CVE-2025-71197
Description
In the Linux kernel, the following vulnerability has been resolved:
w1: therm: Fix off-by-one buffer overflow in alarms_store
The sysfs buffer passed to alarms_store() is allocated with 'size + 1' bytes and a NUL terminator is appended. However, the 'size' argument does not account for this extra byte. The original code then allocated 'size' bytes and used strcpy() to copy 'buf', which always writes one byte past the allocated buffer since strcpy() copies until the NUL terminator at index 'size'.
Fix this by parsing the 'buf' parameter directly using simple_strtoll() without allocating any intermediate memory or string copying. This removes the overflow while simplifying the code.
AI Insight
LLM-synthesized narrative grounded in this CVE's description and references.

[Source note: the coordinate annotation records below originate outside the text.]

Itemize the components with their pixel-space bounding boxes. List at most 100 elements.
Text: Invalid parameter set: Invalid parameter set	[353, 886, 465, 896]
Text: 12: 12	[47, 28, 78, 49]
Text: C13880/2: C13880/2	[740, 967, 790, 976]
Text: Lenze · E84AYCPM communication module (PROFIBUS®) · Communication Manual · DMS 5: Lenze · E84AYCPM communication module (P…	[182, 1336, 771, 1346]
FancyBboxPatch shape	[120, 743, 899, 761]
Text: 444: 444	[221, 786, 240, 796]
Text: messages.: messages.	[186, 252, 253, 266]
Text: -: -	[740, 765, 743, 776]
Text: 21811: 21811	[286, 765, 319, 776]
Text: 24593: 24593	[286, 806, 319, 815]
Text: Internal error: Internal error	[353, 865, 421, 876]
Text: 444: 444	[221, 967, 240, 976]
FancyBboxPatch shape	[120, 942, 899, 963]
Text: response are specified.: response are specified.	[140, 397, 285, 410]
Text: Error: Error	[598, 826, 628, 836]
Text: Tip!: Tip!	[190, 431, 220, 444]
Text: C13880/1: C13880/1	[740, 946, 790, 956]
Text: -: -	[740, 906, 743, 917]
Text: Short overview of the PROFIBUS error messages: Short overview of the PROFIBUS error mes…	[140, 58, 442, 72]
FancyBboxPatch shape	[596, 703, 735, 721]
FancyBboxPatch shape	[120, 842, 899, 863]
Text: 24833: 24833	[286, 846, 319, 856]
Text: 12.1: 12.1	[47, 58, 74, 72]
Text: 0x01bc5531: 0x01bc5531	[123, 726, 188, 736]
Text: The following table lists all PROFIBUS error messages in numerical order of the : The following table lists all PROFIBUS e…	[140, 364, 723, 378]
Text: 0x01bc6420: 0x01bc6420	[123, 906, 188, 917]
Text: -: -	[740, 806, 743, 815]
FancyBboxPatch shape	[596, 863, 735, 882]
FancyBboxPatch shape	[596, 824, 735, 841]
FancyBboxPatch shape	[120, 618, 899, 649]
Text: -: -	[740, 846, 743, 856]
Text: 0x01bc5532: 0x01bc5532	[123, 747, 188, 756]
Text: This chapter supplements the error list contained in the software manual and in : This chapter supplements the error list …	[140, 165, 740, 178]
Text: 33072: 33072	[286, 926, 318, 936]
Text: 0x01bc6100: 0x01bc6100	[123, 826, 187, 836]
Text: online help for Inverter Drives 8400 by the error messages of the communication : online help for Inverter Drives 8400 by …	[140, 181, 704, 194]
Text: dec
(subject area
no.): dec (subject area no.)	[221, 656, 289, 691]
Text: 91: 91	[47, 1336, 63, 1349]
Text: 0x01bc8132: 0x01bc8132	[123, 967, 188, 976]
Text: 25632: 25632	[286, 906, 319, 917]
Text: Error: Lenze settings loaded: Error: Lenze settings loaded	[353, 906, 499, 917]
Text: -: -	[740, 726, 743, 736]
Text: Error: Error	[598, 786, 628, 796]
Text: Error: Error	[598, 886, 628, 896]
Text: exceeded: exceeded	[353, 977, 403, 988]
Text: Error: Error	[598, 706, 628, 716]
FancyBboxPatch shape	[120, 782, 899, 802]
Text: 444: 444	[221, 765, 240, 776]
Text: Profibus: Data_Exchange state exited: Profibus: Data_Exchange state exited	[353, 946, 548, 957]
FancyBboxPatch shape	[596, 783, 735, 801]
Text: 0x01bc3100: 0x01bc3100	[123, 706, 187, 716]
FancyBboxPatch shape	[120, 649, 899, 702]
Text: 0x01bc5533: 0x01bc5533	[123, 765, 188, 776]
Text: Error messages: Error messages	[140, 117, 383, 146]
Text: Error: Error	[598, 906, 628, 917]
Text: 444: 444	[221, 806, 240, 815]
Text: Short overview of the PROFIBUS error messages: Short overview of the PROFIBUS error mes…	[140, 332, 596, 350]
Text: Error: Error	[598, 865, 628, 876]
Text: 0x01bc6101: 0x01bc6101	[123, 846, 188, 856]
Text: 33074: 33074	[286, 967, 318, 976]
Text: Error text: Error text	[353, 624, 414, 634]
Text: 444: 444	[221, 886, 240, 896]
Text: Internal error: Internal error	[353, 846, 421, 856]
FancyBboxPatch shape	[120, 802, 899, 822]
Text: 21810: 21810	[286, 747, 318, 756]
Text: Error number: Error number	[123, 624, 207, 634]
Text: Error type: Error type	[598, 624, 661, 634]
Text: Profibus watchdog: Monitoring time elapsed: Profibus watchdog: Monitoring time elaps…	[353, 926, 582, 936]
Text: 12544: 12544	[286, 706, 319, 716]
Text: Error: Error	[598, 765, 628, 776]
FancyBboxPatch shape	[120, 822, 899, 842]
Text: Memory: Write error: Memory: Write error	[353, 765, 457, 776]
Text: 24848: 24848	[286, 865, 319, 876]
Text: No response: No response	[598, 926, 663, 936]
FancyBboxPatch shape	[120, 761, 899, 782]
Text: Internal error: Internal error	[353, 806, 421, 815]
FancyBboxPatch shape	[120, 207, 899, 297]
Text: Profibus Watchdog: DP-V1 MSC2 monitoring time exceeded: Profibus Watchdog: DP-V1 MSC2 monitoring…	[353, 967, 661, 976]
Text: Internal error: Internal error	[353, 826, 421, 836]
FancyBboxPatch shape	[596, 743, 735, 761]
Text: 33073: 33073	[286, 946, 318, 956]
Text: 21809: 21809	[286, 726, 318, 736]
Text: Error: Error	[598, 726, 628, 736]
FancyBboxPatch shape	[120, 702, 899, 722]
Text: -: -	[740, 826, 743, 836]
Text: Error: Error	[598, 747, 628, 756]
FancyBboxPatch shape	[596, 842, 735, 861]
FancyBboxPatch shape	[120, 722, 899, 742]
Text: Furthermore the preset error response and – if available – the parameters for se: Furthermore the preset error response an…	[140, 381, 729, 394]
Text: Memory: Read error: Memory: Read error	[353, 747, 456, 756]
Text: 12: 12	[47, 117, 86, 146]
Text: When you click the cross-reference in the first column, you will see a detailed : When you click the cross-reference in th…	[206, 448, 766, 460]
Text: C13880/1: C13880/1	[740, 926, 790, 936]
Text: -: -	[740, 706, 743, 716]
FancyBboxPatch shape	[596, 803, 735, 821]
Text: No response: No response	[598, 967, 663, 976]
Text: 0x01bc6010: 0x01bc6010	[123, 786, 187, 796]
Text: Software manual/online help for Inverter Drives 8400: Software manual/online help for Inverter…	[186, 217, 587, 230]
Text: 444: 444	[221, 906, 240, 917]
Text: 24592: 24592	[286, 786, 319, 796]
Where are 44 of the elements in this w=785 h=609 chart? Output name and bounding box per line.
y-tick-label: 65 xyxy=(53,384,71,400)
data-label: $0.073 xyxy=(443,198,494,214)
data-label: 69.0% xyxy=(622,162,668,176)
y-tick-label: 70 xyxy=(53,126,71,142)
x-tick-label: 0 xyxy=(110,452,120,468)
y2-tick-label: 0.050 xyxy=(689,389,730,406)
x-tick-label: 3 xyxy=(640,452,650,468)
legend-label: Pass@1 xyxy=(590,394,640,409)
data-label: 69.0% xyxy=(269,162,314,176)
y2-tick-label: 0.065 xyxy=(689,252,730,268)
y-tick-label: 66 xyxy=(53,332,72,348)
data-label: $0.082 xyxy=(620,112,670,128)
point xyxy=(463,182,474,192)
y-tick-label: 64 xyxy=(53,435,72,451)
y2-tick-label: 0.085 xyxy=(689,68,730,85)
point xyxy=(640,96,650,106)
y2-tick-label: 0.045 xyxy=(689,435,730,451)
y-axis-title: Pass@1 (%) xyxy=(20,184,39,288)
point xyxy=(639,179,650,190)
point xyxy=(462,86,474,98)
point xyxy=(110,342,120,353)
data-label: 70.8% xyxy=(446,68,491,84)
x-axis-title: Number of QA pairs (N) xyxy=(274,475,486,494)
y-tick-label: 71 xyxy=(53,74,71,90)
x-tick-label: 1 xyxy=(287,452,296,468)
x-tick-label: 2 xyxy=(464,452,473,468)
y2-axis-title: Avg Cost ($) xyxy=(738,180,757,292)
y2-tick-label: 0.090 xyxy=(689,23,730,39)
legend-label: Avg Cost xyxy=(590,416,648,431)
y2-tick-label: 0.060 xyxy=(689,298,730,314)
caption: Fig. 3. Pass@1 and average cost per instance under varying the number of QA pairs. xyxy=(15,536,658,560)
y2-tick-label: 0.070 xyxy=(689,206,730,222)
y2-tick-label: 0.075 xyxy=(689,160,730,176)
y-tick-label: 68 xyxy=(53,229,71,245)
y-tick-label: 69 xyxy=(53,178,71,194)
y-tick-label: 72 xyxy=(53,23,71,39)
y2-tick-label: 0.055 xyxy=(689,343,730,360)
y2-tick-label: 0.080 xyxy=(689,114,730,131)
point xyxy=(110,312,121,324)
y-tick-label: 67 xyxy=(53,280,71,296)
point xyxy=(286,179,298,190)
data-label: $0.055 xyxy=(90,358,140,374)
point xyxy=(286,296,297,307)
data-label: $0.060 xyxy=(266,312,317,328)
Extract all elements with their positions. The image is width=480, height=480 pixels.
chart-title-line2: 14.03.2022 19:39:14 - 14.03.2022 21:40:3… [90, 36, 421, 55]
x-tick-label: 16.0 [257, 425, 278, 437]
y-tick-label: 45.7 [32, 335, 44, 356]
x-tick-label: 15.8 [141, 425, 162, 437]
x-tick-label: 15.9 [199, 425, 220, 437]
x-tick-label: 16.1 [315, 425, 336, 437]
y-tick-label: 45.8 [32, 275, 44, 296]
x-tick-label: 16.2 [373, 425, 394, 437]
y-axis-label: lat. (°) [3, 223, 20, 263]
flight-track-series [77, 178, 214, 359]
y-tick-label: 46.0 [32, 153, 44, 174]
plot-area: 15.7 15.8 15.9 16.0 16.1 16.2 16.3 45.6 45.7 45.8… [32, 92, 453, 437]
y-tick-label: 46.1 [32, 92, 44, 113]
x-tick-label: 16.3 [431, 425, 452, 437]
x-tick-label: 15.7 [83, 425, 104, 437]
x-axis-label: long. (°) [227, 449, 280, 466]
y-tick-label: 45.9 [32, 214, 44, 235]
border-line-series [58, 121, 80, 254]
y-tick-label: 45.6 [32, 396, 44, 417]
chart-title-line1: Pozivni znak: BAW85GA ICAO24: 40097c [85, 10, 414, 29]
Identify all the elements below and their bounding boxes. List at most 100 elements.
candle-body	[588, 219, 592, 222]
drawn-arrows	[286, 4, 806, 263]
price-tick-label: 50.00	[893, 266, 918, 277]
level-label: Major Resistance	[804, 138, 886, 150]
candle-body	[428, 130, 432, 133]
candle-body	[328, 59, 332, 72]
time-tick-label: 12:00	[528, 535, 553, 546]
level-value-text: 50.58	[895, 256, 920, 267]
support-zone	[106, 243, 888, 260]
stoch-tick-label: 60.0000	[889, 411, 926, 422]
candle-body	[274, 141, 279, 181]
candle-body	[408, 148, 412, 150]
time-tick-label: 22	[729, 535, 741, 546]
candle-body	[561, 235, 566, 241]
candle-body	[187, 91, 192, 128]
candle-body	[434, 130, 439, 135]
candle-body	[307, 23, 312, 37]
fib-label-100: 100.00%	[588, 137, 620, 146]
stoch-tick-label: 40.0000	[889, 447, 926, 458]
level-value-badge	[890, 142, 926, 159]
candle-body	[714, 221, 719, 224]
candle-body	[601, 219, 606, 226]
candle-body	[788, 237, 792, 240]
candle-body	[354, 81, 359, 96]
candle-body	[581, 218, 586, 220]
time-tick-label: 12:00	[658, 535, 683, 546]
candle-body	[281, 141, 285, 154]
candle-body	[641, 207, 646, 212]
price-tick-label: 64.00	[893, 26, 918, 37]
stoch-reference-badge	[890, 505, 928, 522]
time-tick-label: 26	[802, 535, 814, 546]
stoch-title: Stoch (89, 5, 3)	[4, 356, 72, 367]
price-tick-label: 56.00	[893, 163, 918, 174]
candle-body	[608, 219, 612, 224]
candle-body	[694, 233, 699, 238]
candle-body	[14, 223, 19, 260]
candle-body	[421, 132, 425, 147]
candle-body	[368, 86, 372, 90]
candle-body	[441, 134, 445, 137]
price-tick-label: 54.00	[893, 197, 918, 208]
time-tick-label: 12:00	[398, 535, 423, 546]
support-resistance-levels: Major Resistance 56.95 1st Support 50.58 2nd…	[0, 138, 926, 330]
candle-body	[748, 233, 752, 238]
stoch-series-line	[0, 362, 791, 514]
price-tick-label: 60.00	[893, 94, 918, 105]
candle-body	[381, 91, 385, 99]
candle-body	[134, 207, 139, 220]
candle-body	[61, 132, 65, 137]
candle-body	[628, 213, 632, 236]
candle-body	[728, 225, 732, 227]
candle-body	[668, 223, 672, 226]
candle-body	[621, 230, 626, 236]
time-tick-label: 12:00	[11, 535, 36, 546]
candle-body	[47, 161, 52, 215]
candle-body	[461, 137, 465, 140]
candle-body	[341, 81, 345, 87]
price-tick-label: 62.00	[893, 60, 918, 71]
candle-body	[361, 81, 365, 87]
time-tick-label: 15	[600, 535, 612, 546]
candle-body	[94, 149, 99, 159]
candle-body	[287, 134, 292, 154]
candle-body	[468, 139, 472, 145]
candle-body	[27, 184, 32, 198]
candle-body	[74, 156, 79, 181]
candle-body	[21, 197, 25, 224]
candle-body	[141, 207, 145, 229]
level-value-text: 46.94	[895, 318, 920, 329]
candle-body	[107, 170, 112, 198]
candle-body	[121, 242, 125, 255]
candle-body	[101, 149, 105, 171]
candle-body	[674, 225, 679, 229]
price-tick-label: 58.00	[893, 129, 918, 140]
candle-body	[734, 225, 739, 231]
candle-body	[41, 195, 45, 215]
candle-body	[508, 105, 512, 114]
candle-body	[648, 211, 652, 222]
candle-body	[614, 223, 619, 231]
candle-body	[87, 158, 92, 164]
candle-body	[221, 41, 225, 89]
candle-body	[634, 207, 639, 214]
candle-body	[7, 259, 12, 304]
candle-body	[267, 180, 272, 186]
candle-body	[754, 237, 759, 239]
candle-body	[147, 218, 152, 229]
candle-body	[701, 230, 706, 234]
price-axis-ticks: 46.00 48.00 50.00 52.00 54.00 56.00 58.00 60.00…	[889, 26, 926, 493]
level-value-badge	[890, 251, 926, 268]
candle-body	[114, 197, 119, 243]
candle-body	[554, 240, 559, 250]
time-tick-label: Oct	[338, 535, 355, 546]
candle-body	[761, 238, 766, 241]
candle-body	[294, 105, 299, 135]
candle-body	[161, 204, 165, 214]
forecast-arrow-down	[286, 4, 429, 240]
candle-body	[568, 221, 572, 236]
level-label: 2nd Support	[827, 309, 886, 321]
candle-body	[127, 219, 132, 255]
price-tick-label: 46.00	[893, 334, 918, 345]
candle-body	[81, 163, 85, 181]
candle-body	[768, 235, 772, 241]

An off-by-one buffer overflow in the Linux kernel's w1 therm alarms_store sysfs handler allows local attackers to corrupt memory.
Vulnerability
In the Linux kernel's w1 subsystem, the alarms_store() function, a buffer overflow occurs due to an off-by-one error. The sysfs buffer is allocated with size + 1 bytes and a NUL terminator is appended, but the [1]. However, the size argument does not account for this extra byte, so the original code allocated only size bytes and used strcpy() to copy the buffer, which always writes one byte past the allocated buffer because strcpy() copies until the NUL terminator at index size [1].
Exploitation
This vulnerability is exploitable via the sysfs interface, which is typically accessible to local users with write permissions to the alarms attribute of a file. An attacker could craft a malicious input that triggers the overflow, potentially leading to memory corruption [1].
Impact
A successful exploit could allow a local attacker to corrupt kernel memory, potentially leading to a denial of service (system crash) or, in some cases, privilege escalation [1].
Mitigation
The fix has been applied to the Linux kernel stable tree [1]. Users should update to a patched kernel version. No workaround is available other than applying the patch.
AI Insight generated on May 19, 2026. Synthesized from this CVE's description and the cited reference URLs; citations are validated against the source bundle.
Affected products
1Patches
0No patches discovered yet.
Vulnerability mechanics
AI mechanics synthesis has not run for this CVE yet.
References
7- git.kernel.org/stable/c/060b08d72a38b158a7f850d4b83c17c2969e0f6bnvd
- git.kernel.org/stable/c/49ff9b4b9deacbefa6654a0a2bcaf910c9de7e95nvd
- git.kernel.org/stable/c/6a5820ecfa5a76c3d3e154802c8c15f391ef442envd
- git.kernel.org/stable/c/6fd6d2a8e41b7f544a4d26cbd60bedf9c67893a0nvd
- git.kernel.org/stable/c/761fcf46a1bd797bd32d23f3ea0141ffd437668anvd
- git.kernel.org/stable/c/b3fc3e1f04dcc7c41787bbf08a6e0d2728e022cfnvd
- git.kernel.org/stable/c/e6b2609af21b5cccc9559339591b8a2cbf884169nvd
News mentions
0No linked articles in our index yet.